只是白秋桐忧思过重,又病倒了,这一病将沛兰吓得不知所措,不知该不该予白秋桐这断定生死的第七贴药。
沛兰暗自踌躇。可是,若是不予,王妃这般拖下去,性命亦是堪忧。如今只能将第七贴药予王妃喝下。
她自是明了,早在王妃喝下这第一贴的时候,便注定会有今天这一凶险。
沛兰熬制好汤药,小心翼翼地让白秋桐喝下。待汤药喝尽,沛兰便焦心地在一旁守着,见白秋桐安然睡下,与前几次喝下汤药的状态一样,稍稍放下了心。
如此平静地过了一个时辰,白秋桐却骤然全身抽搐,原本的玉肤霎时转成了血一般的通红,将沛兰惊得哭出了声。
“王妃,王妃,你一定要坚持住,一定要坚持住,”沛兰一边抽噎着,一边在白秋桐身边念叨着,“沛兰在这儿陪你,一直在这儿陪你”。
沛兰以为白秋桐道现下已是极凶的症状,却没想到白秋桐又开始口吐白沫,身上如水一般地满是汗。
这下她彻底慌了神,却不知所措,慌张焦急地在一旁守着,一个劲儿地说着话,试图让白秋桐听到她的声音,有所清醒。
白秋桐的身体,她自己自然知晓,早在晕厥之前就有所察觉,她知晓此次饮药凶险万分,却并不畏惧。
白秋桐朦朦胧胧地喝了药,意识不清地躺着。待她感受到一阵剧烈的热度时,全身便不受控制地抽搐起来,难耐万分,让她一度想要放弃抵抗,便这么失去意识地摆脱痛苦。
可她知晓自己不能,耳边传来沛兰熟悉的唤声,脑海里不断地闪现向琳琅的各种风姿,还有苍发垂暮的白秦山,她不能妥协,不能妥协,绝不能妥协。
身体万分难耐痛苦,可她清晰地感受到随着时间的推移,那种疼痛感愈来愈轻,身体愈来愈放松,不知不觉,她便安然入了梦乡。
已是旦日,东曦照进屋内,映在沛兰惨白的小脸上,增了分生气。
沛兰瞧着白秋桐安然躺在床榻之上的模样,倏地哇哇大哭,“王妃,王妃,王妃……”
躺着的白秋桐听得哭声,长睫微动,缓缓睁开了美目,偏头看向沛兰,见她一副哭得鼻涕横流的狼狈模样,不禁一笑,“傻丫头,我这不是好好的吗,瞧你这副模样。”
沛兰骤然停止了哭泣,微微抖动着身体,眸子亮如星辰。
她想要扶起白秋桐,却又想起什么,赶紧转身到外面打理了自己一番,方又兴冲冲的跑到白秋桐身旁,“王妃,王妃,王妃!”
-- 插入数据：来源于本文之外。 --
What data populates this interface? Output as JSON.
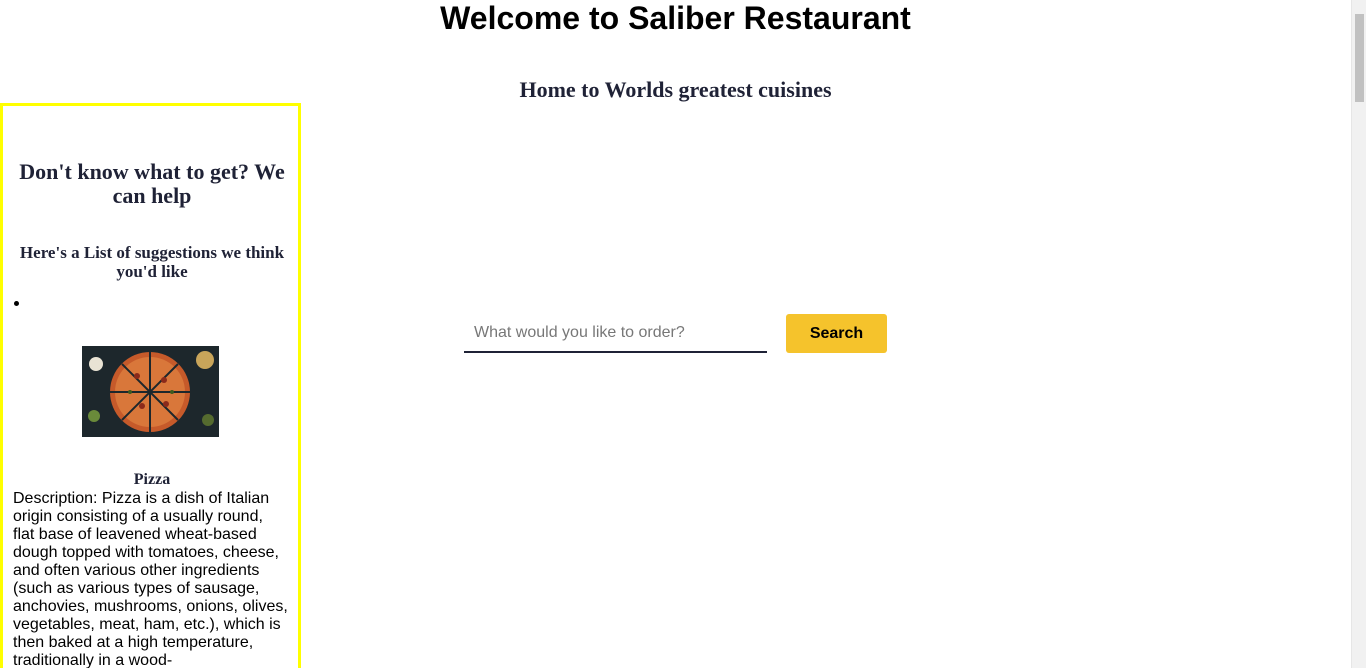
{
  "header": {
    "title": "Welcome to Saliber Restaurant",
    "subtitle": "Home to Worlds greatest cuisines"
  },
  "sidebar": {
    "heading": "Don't know what to get? We can help",
    "subheading": "Here's a List of suggestions we think you'd like",
    "items": [
      {
        "image": "pizza-photo",
        "name": "Pizza",
        "description": "Description: Pizza is a dish of Italian origin consisting of a usually round, flat base of leavened wheat-based dough topped with tomatoes, cheese, and often various other ingredients (such as various types of sausage, anchovies, mushrooms, onions, olives, vegetables, meat, ham, etc.), which is then baked at a high temperature, traditionally in a wood-"
      }
    ]
  },
  "search": {
    "placeholder": "What would you like to order?",
    "value": "",
    "button_label": "Search"
  },
  "colors": {
    "sidebar_border": "#ffff00",
    "search_button": "#f5c32c",
    "heading_text": "#1f2236"
  }
}
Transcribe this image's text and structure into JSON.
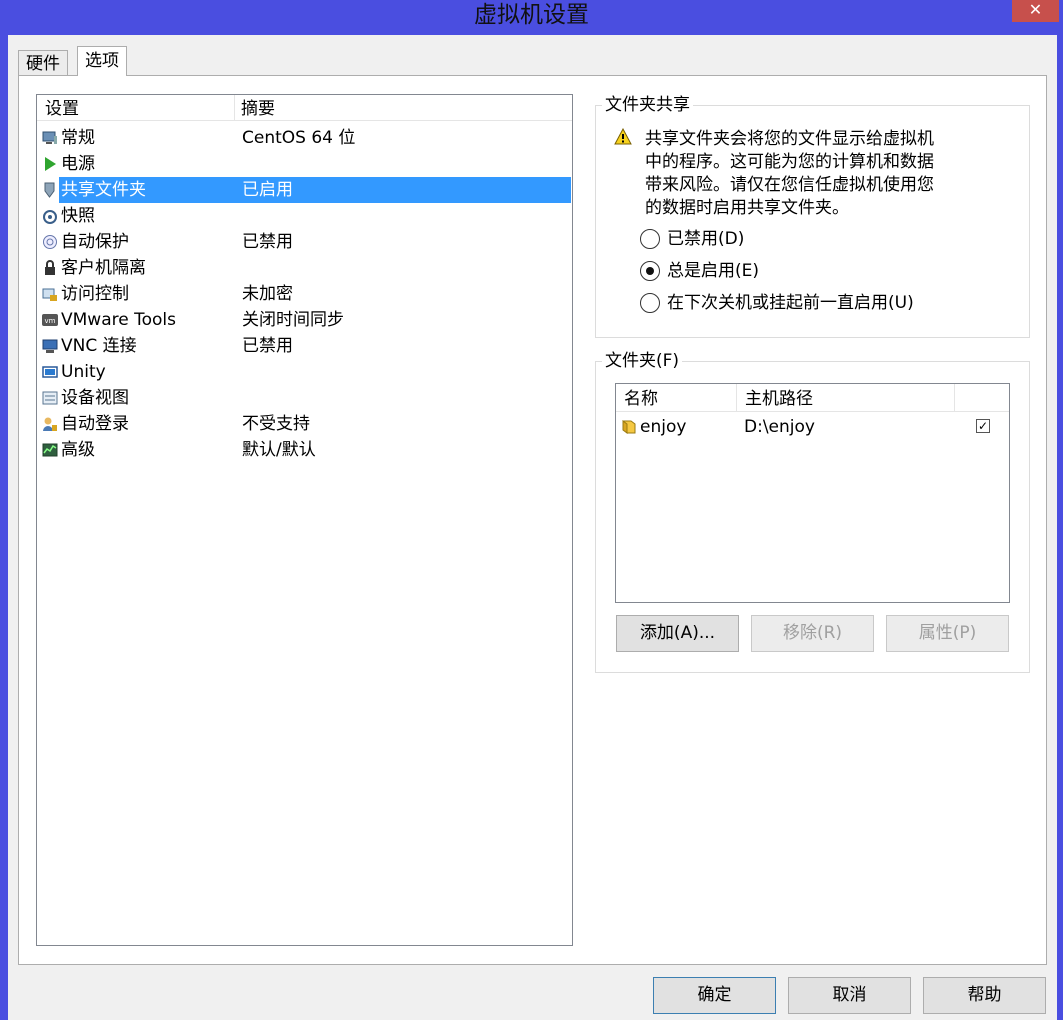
{
  "window": {
    "title": "虚拟机设置",
    "close_symbol": "✕"
  },
  "tabs": [
    {
      "label": "硬件"
    },
    {
      "label": "选项"
    }
  ],
  "settings_list": {
    "col_setting": "设置",
    "col_summary": "摘要",
    "items": [
      {
        "name": "常规",
        "summary": "CentOS 64 位",
        "icon": "monitor-icon"
      },
      {
        "name": "电源",
        "summary": "",
        "icon": "play-icon"
      },
      {
        "name": "共享文件夹",
        "summary": "已启用",
        "icon": "shield-folder-icon",
        "selected": true
      },
      {
        "name": "快照",
        "summary": "",
        "icon": "snapshot-icon"
      },
      {
        "name": "自动保护",
        "summary": "已禁用",
        "icon": "autoprotect-icon"
      },
      {
        "name": "客户机隔离",
        "summary": "",
        "icon": "lock-icon"
      },
      {
        "name": "访问控制",
        "summary": "未加密",
        "icon": "access-control-icon"
      },
      {
        "name": "VMware Tools",
        "summary": "关闭时间同步",
        "icon": "vm-icon"
      },
      {
        "name": "VNC 连接",
        "summary": "已禁用",
        "icon": "vnc-icon"
      },
      {
        "name": "Unity",
        "summary": "",
        "icon": "unity-icon"
      },
      {
        "name": "设备视图",
        "summary": "",
        "icon": "device-view-icon"
      },
      {
        "name": "自动登录",
        "summary": "不受支持",
        "icon": "user-icon"
      },
      {
        "name": "高级",
        "summary": "默认/默认",
        "icon": "advanced-icon"
      }
    ]
  },
  "sharing": {
    "legend": "文件夹共享",
    "warning_lines": [
      "共享文件夹会将您的文件显示给虚拟机",
      "中的程序。这可能为您的计算机和数据",
      "带来风险。请仅在您信任虚拟机使用您",
      "的数据时启用共享文件夹。"
    ],
    "options": [
      {
        "label": "已禁用(D)",
        "checked": false
      },
      {
        "label": "总是启用(E)",
        "checked": true
      },
      {
        "label": "在下次关机或挂起前一直启用(U)",
        "checked": false
      }
    ]
  },
  "folders": {
    "legend": "文件夹(F)",
    "col_name": "名称",
    "col_path": "主机路径",
    "rows": [
      {
        "name": "enjoy",
        "path": "D:\\enjoy",
        "checked": true,
        "check_symbol": "✓"
      }
    ],
    "add_label": "添加(A)...",
    "remove_label": "移除(R)",
    "props_label": "属性(P)"
  },
  "footer": {
    "ok_label": "确定",
    "cancel_label": "取消",
    "help_label": "帮助"
  }
}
白秋桐好笑地颔首,柔声吩咐,“我已经好了,只须要再洗个热水澡,便什么事儿都没了。”
沛兰激动地点点头,准备妥当,让白秋桐洗去了一身的污秽。
白秋桐大病痊愈,众人皆是大喜,可她欣喜过后,却分外沉重,“如今向启明保城不得,我们不能坐以待毙,须得做些事情为琳琅搬来援军争取足够的时间。”
“可是王爷吩咐过,让王妃勿要出了这山院。”侍卫躬身说道。
“我知晓,只是眼下事出非常,向启明保城不得。若是我们不做些什么,待到琳琅请得援军回来,亦是白走一遭。我们,不得不为。”白秋桐正颜厉色,眸中一片凛然。
众侍卫听得此话,忙躬身道:“一切听凭王妃吩咐。”
“好,”白秋桐淡然一笑,“如今城中松懈,我们混进城中易如反掌,我们此行是为了号召百姓抵抗匈奴。待到进城之后,你们分头行事,一则使得富商们将制造的兵器拿出来,以备城民而用;二则将存储的粮食和药物拿出来救济城中百姓,以稳民心;三则,从向启明手中救得那些老弱之辈,其余的部署进城再行安排。”
“明白。”侍卫们齐声答道,按照白秋桐的吩咐准备行事。
多日未见边城城门,此时的城门恍若经历了血雨,满目斑驳的血痕,让人唏嘘战事之厉。
白秋桐一行人甚为顺利地混进了边城,侍卫们按照先前白秋桐所说的计划分头行事,边城的民心总算又安稳了许多。